When C was old enough to voice his opinion, he let me know that as long as I hadn't finished, he would rather have a quilt with "sparkly stars" on it. I began anew with some standard star blocks, and the project evolved from The Baby Quilt to The Star Quilt.
A couple years after that, I saw a star pattern that truly looked like it was sparkling, so ditched the old blocks to start over once again. With great optimism, I even purchased some fabric that was printed with "2000" because, I told C, that was the year by which he'd certainly have the finished quilt. We began calling it The Millennium Quilt.
Fast forward 11 years. Where does the time go? Well, I had another baby; we joined our local homeschooling community in earnest; and my quilting friends with whom I had been meeting monthly either moved away or had life changes that made it harder to get together. Or maybe the life changes were mine. I don't think there was any one reason in particular, but the Baby-Star-Millennium Quilt somehow took a backseat to other things for a long, long while.
However, I've been working on these blocks many afternoons in a row now, and this morning I woke feeling sure I would finish.
Except that the iron would no longer heat up.
From my fabric shelf, I pulled down a vintage Singer electric iron I'd found at a thrift store a few years ago. It's a tiny little thing, but heavy. A whopping 250 watts. Notice it not only has no fabric settings, it doesn't even have an on/off switch. Plug it in, and it starts to heat up.
|Singer iron "Model T"|
But sense memory came through again: as soon as I smelled that burnt-marshmallow scent, I remembered that Mom had always kept a folded, dampened cloth by her ironing. It both cooled the iron down and protected the piece from direct heat.
In this way, I was able to piece the last few stars. There are 48 total in this quilt, but I ended up with 15 extra blocks. As I went along, I could see that some of them just weren't going to make the cut. I love the celestial pattern in this background, but finally had to acknowledge that the fabric was too thin and flimsy:
And this background looks distractingly pale next to the other blocks:
These just came out ugly and misshapen:
And in some cases, I simply pieced too many of one shade:
I'll use the rejected blocks for other projects but meanwhile, here are the blocks that made it into the quilt.
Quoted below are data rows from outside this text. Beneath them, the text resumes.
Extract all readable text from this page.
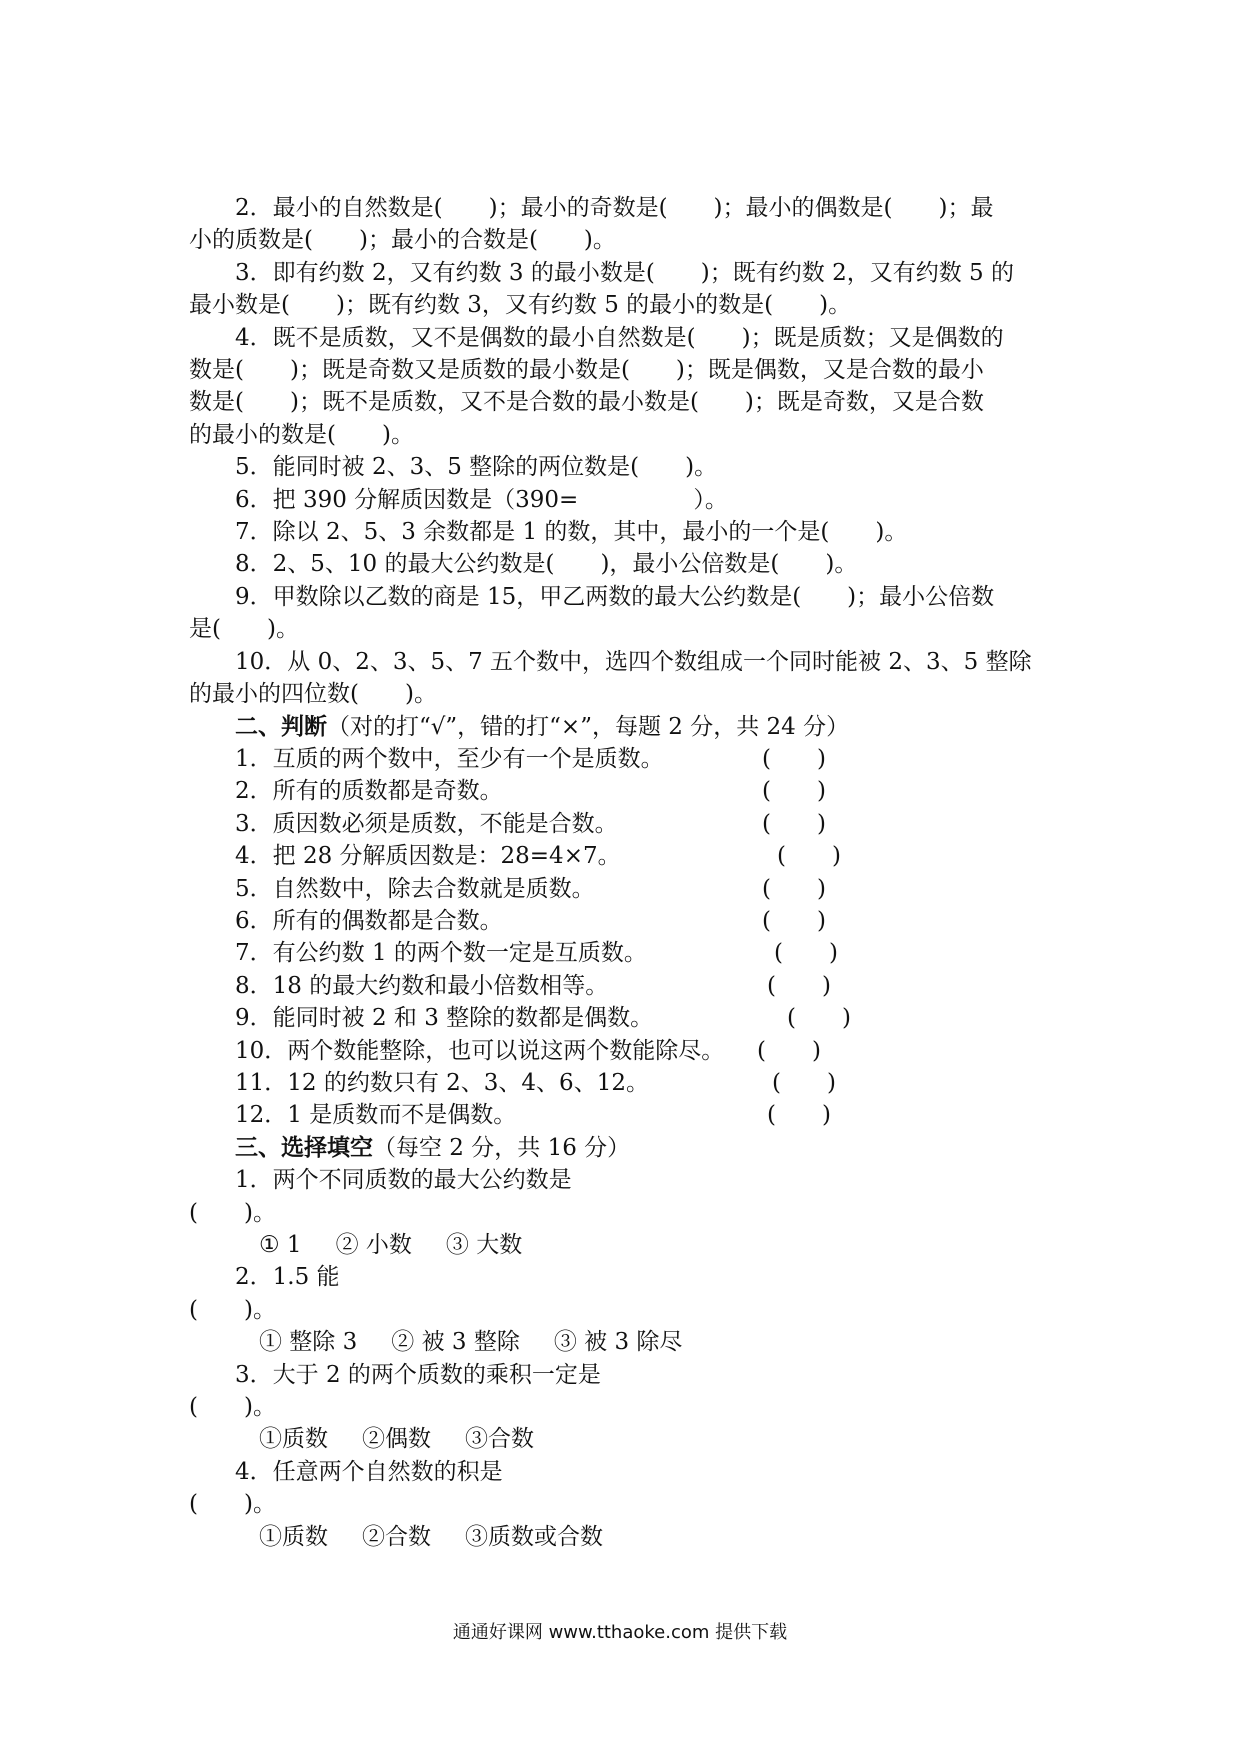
2．最小的自然数是(　　)；最小的奇数是(　　)；最小的偶数是(　　)；最

小的质数是(　　)；最小的合数是(　　)。

3．即有约数 2，又有约数 3 的最小数是(　　)；既有约数 2，又有约数 5 的

最小数是(　　)；既有约数 3，又有约数 5 的最小的数是(　　)。

4．既不是质数，又不是偶数的最小自然数是(　　)；既是质数；又是偶数的

数是(　　)；既是奇数又是质数的最小数是(　　)；既是偶数，又是合数的最小

数是(　　)；既不是质数，又不是合数的最小数是(　　)；既是奇数，又是合数

的最小的数是(　　)。

5．能同时被 2、3、5 整除的两位数是(　　)。

6．把 390 分解质因数是（390=　　　　　）。

7．除以 2、5、3 余数都是 1 的数，其中，最小的一个是(　　)。

8．2、5、10 的最大公约数是(　　)，最小公倍数是(　　)。

9．甲数除以乙数的商是 15，甲乙两数的最大公约数是(　　)；最小公倍数

是(　　)。

10．从 0、2、3、5、7 五个数中，选四个数组成一个同时能被 2、3、5 整除

的最小的四位数(　　)。

二、判断（对的打“√”，错的打“×”，每题 2 分，共 24 分）

1．互质的两个数中，至少有一个是质数。	(　　)

2．所有的质数都是奇数。	(　　)

3．质因数必须是质数，不能是合数。	(　　)

4．把 28 分解质因数是：28=4×7。	(　　)

5．自然数中，除去合数就是质数。	(　　)

6．所有的偶数都是合数。	(　　)

7．有公约数 1 的两个数一定是互质数。	(　　)

8．18 的最大约数和最小倍数相等。	(　　)

9．能同时被 2 和 3 整除的数都是偶数。	(　　)

10．两个数能整除，也可以说这两个数能除尽。 (　　)

11．12 的约数只有 2、3、4、6、12。	(　　)

12．1 是质数而不是偶数。	(　　)

三、选择填空（每空 2 分，共 16 分）

1．两个不同质数的最大公约数是

(　　)。

① 1 ② 小数 ③ 大数

2．1.5 能

(　　)。

① 整除 3 ② 被 3 整除 ③ 被 3 除尽

3．大于 2 的两个质数的乘积一定是

(　　)。

①质数 ②偶数 ③合数

4．任意两个自然数的积是

(　　)。

①质数 ②合数 ③质数或合数

通通好课网 www.tthaoke.com 提供下载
Arranging them was a little like doing a sudoku puzzle. No adjacent background fabrics could be the same.
After getting the fabrics lined up, I turned some of them around to give the quilt more twinkle. I hope these are the sparkly stars C had in his head when he was a little guy.
Next stage: putting the blocks together.
I'll be using the new iron I got as soon as I had time today. The little Singer can go back to its place on the shelf.